L’Arabia Saudita continua ad essere sede di importanti eventi sportivi europei come la Supercoppa italiana tra Milan e Inter, nonostante la sistemica violazione dei diritti umani.
È di pochi giorni fa la notizia della condanna a morte di Awad Bin Mohammed Al Qarni, docente universitario saudita diventato famoso per essere uno dei più importanti critici del principe ereditario Mohammed Bin Salman. Arrestato nel 2017 con l’accusa di uso improprio dei social media al fine di diffondere opinioni ostili al regime, Al Qarni è stato sentenziato alla pena capitale. La notizia è stata diffusa dal Guardian in seguito alle dichiarazioni di Nasser Al Qarni, figlio del professore e rifugiato in Gran Bretagna, esattamente due anni dopo l’arresto dell’attivista e ricercatrice universitaria Salma al-Shebeb che, lo scorso agosto, è stata condannata a 34 anni di carcere, seguiti da altrettanti anni di divieto di viaggio all’estero, sempre con la stessa accusa di diffusione di opinioni ostili su Twitter. Il regime duro dei dissidenti si è visto anche con la cifra record di esecuzioni di pene capitali nel 2022. Secondo Riccardo Noury, portavoce di Amnesty International per l’Italia, l’anno scorso sono state eseguite circa 150 condanne a morte.
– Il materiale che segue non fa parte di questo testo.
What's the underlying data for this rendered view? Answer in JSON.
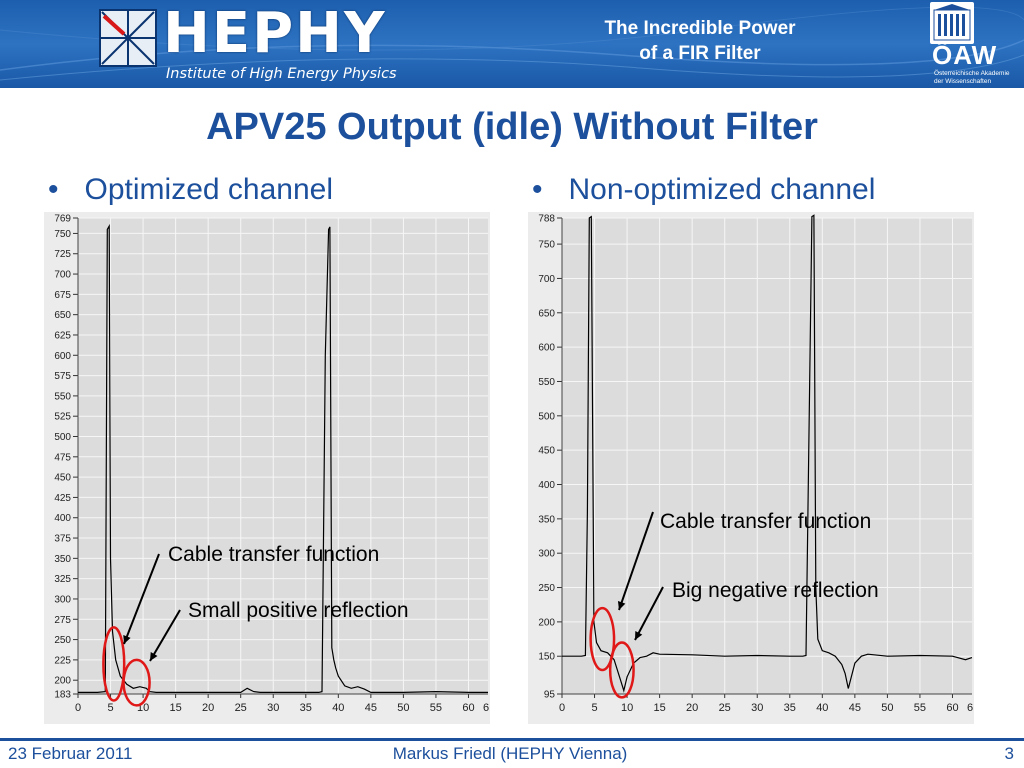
{
  "header": {
    "logo_text": "HEPHY",
    "logo_subtitle": "Institute of High Energy Physics",
    "talk_title_line1": "The Incredible Power",
    "talk_title_line2": "of a FIR Filter",
    "oaw_name": "ÖAW",
    "oaw_sub_line1": "Österreichische Akademie",
    "oaw_sub_line2": "der Wissenschaften",
    "icons": [
      "hephy-starburst-logo-icon",
      "academy-building-icon"
    ]
  },
  "slide": {
    "title": "APV25 Output (idle) Without Filter",
    "bullet_left": "Optimized channel",
    "bullet_right": "Non-optimized channel"
  },
  "chart_data": [
    {
      "type": "line",
      "series_color": "#000000",
      "background": "#dcdcdc",
      "grid": true,
      "xlim": [
        0,
        63
      ],
      "ylim": [
        183,
        769
      ],
      "x_ticks": [
        "0",
        "5",
        "10",
        "15",
        "20",
        "25",
        "30",
        "35",
        "40",
        "45",
        "50",
        "55",
        "60",
        "6"
      ],
      "y_ticks": [
        "769",
        "750",
        "725",
        "700",
        "675",
        "650",
        "625",
        "600",
        "575",
        "550",
        "525",
        "500",
        "475",
        "450",
        "425",
        "400",
        "375",
        "350",
        "325",
        "300",
        "275",
        "250",
        "225",
        "200",
        "183"
      ],
      "x": [
        0,
        3,
        4.2,
        4.5,
        4.8,
        5,
        5.3,
        5.8,
        6.5,
        7.5,
        8.5,
        9.5,
        10.5,
        11,
        12,
        15,
        20,
        25,
        26,
        27,
        28,
        30,
        35,
        37,
        37.5,
        38,
        38.5,
        38.7,
        39,
        39.3,
        39.6,
        40,
        41,
        42,
        43,
        44,
        45,
        50,
        55,
        60,
        63
      ],
      "y": [
        185,
        185,
        186,
        755,
        759,
        350,
        260,
        225,
        205,
        195,
        190,
        192,
        190,
        186,
        185,
        185,
        185,
        185,
        190,
        186,
        185,
        185,
        185,
        185,
        186,
        600,
        755,
        758,
        240,
        225,
        215,
        205,
        193,
        190,
        192,
        189,
        185,
        185,
        186,
        185,
        185
      ],
      "annotations": [
        {
          "label": "Cable transfer function"
        },
        {
          "label": "Small positive reflection"
        }
      ],
      "ellipses": [
        {
          "x": 5.5,
          "y": 220,
          "rx": 1.6,
          "ry": 45
        },
        {
          "x": 9,
          "y": 197,
          "rx": 2,
          "ry": 28
        }
      ]
    },
    {
      "type": "line",
      "series_color": "#000000",
      "background": "#dcdcdc",
      "grid": true,
      "xlim": [
        0,
        63
      ],
      "ylim": [
        95,
        788
      ],
      "x_ticks": [
        "0",
        "5",
        "10",
        "15",
        "20",
        "25",
        "30",
        "35",
        "40",
        "45",
        "50",
        "55",
        "60",
        "6"
      ],
      "y_ticks": [
        "788",
        "750",
        "700",
        "650",
        "600",
        "550",
        "500",
        "450",
        "400",
        "350",
        "300",
        "250",
        "200",
        "150",
        "95"
      ],
      "x": [
        0,
        3,
        3.6,
        3.9,
        4.2,
        4.5,
        4.9,
        5.3,
        6,
        7,
        8,
        9,
        9.5,
        10,
        11,
        12,
        13,
        14,
        15,
        20,
        25,
        30,
        35,
        37,
        37.5,
        38.4,
        38.7,
        39,
        39.3,
        40,
        41,
        42,
        43,
        43.5,
        44,
        45,
        46,
        47,
        50,
        55,
        60,
        62,
        63
      ],
      "y": [
        150,
        150,
        151,
        360,
        788,
        790,
        200,
        170,
        158,
        155,
        145,
        115,
        100,
        120,
        140,
        148,
        150,
        155,
        153,
        152,
        150,
        151,
        150,
        150,
        151,
        790,
        792,
        250,
        175,
        158,
        155,
        150,
        138,
        125,
        103,
        140,
        150,
        153,
        150,
        151,
        150,
        145,
        148
      ],
      "annotations": [
        {
          "label": "Cable transfer function"
        },
        {
          "label": "Big negative reflection"
        }
      ],
      "ellipses": [
        {
          "x": 6.2,
          "y": 175,
          "rx": 1.8,
          "ry": 45
        },
        {
          "x": 9.2,
          "y": 130,
          "rx": 1.8,
          "ry": 40
        }
      ]
    }
  ],
  "footer": {
    "date": "23 Februar 2011",
    "author": "Markus Friedl (HEPHY Vienna)",
    "page_number": "3"
  }
}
Ed è la stessa Amnesty ad essersi espressa contro la scelta della Figc di tenere la Supercoppa italiana, mercoledì 18 gennaio, a Riyad.
Supercoppa italiana a Riyad: lo sportwashing del regime saudita
La strategia saudita di usare lo sport come strumento della ripulitura della propria immagine è cominciata qualche anno fa, nel momento in cui il principe ereditario ha iniziato ad essere più influente, ma è evidente che negli ultimi mesi siano aumentati eventi che tendono in questa direzione – anche per porsi in contrapposizione con il rivale Qatar. Non solo l’operazione milionaria per portare Cristiano Ronaldo a giocare all’al-Nasr Football Club, per il quale è stata addirittura emessa una legge ad personam per permettere al campione portoghese di vivere con la compagna Georgina Rodríguez, nonostante non siano sposati – la convivenza senza matrimonio è illegale in Arabia Saudita – ma Riyad continua ad essere sede di importanti eventi sportivi europei: il 15 gennaio si è tenuta la Supercoppa spagnola, vinta tre a uno dal Barcellona sul Real Madrid, il 18 gennaio è il turno della Supercoppa italiana, che vede il Milan contro l’Inter. Il giro di affari per questo evento si aggira sui 7,5 milioni di euro, cifra, in realtà destinata a crescere. Infatti, il Paese ha proposto alla Figc 23 milioni a stagione per un contratto a lungo termine, che porti a giocare il meglio della serie A nel deserto. Il fine ultimo? Ottenere l’assegnazione per il mondiale del 2030.
E i diritti umani in Arabia Saudita?
Esattamente come l’assegnazione al Qatardel controverso mondiale appena conclusosi, siamo nuovamente di fronte alla scelta di non vedere le condizioni dei diritti nei Paesi ospiti delle kermesse – siano esse sportive o culturali. Non solo, le dichiarazioni di Infantino al termine del Mondiale in Qatar, definito come il migliore della storia, potrebbero portare al mantenimento dello status quo, con la continua assegnazione della Coppa del mondo ai regimi autoritari, esattamente come in passato. Se per il mondiale in Qatar abbiamo visto diverse prese di posizione per il boicottaggio dell’evento, sembra, invece, che per quanto riguarda l’Arabia Saudita siano solamente le organizzazioni internazionali in difesa dei diritti umani a porsi il problema, con l’eccezione dei tifosi britannici.
In Gran Bretagna, infatti, la polemica in merito all’ingresso dei sauditi nel calcio continua da anni, e ha avuto il suo apice il 7 ottobre 2021, quando il consorzio saudita Public investment fund ha comprato il Newcastle United, club della Premier League. Da allora, i tifosi del Newcastle continuano a protestare contro lo sportwashing del regime. In linea generale, però, delle problematiche etiche di certi regimi, sembra importare solo ai tifosi, e non alle federazioni europee e ai loro governi, che, ora più che mai, necessitano di investimenti – ma soprattutto di idrocarburi – dai Paesi del Golfo.